Lua F. T. Airoldi, Gustavo F. S. Alves, Yuber F. Perez-Gonzalez, Gabriel M. Salla, Renata Zukanovich Funchal
Abstract
A black hole is expected to end its lifetime in a cataclysmic runaway burst of Hawking radiation, emitting all Standard Model particles with ultra-high energies. Thus, the explosion of a nearby primordial black hole (PBH) has been proposed as a possible explanation for the $\sim 220$~PeV neutrino-like event recently reported by the KM3NeT collaboration. If the event originated from a PBH, the source would need to lie at $(1-7)\times 10^{-5} \mathrm{pc}$ - depending on the assumed effective area - thus within the Solar System. At such proximity, the resulting flux of gamma rays and cosmic rays would be detectable at Earth.
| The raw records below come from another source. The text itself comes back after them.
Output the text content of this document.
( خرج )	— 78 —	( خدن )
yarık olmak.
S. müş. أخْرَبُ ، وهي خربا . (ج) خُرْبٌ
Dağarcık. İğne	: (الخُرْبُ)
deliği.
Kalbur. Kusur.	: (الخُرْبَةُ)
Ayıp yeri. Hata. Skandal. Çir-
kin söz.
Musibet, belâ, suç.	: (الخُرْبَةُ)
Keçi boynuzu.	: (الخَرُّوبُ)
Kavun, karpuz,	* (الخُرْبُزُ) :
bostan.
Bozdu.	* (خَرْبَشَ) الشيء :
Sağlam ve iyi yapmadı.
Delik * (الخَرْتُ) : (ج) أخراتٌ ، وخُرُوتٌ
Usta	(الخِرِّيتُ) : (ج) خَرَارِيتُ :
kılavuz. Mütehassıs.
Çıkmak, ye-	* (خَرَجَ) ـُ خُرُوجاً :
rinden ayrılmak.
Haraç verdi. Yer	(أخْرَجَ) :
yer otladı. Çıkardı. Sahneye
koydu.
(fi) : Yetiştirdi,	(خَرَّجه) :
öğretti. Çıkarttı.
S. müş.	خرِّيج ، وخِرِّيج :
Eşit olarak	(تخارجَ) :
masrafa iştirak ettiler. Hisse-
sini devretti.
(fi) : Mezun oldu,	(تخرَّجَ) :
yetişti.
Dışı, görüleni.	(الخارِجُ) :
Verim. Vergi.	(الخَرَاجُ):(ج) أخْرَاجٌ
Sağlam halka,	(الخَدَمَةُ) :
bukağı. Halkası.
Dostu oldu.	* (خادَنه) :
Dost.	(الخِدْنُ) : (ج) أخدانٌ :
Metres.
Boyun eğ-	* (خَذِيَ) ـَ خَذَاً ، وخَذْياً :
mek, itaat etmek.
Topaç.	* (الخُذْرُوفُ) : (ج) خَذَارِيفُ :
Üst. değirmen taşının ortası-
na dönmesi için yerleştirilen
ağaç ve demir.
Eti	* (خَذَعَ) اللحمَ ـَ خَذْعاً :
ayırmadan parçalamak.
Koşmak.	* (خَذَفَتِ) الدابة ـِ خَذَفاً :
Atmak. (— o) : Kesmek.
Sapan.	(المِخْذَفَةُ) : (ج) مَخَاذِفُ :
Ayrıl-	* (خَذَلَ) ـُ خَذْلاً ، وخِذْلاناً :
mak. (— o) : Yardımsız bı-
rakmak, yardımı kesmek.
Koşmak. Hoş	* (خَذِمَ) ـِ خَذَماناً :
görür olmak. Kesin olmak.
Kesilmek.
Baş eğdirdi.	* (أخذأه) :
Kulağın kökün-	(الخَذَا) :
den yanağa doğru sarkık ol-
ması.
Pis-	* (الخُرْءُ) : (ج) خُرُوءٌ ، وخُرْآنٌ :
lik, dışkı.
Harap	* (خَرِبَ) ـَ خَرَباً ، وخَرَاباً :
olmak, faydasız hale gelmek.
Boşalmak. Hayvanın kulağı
By incorporating the time-dependent field of view of gamma-ray observatories, we show that LHAASO should have recorded $\mathcal{O}(10^8)$ events between fourteen and seven hours prior to the KM3NeT detection. IceCube and KM3NeT \textit{itself} should likewise have detected of order a few hundred events in the range $1~\mathrm{TeV} \lesssim E_ν\lesssim 1~\mathrm{PeV}$ during the 24 hours preceding the burst. The absence of any such multi-messenger signal, particularly in gamma-ray data, strongly disfavors the interpretation of the KM3-230213A event as arising from evaporation in a minimal four-dimensional Schwarzschild scenario.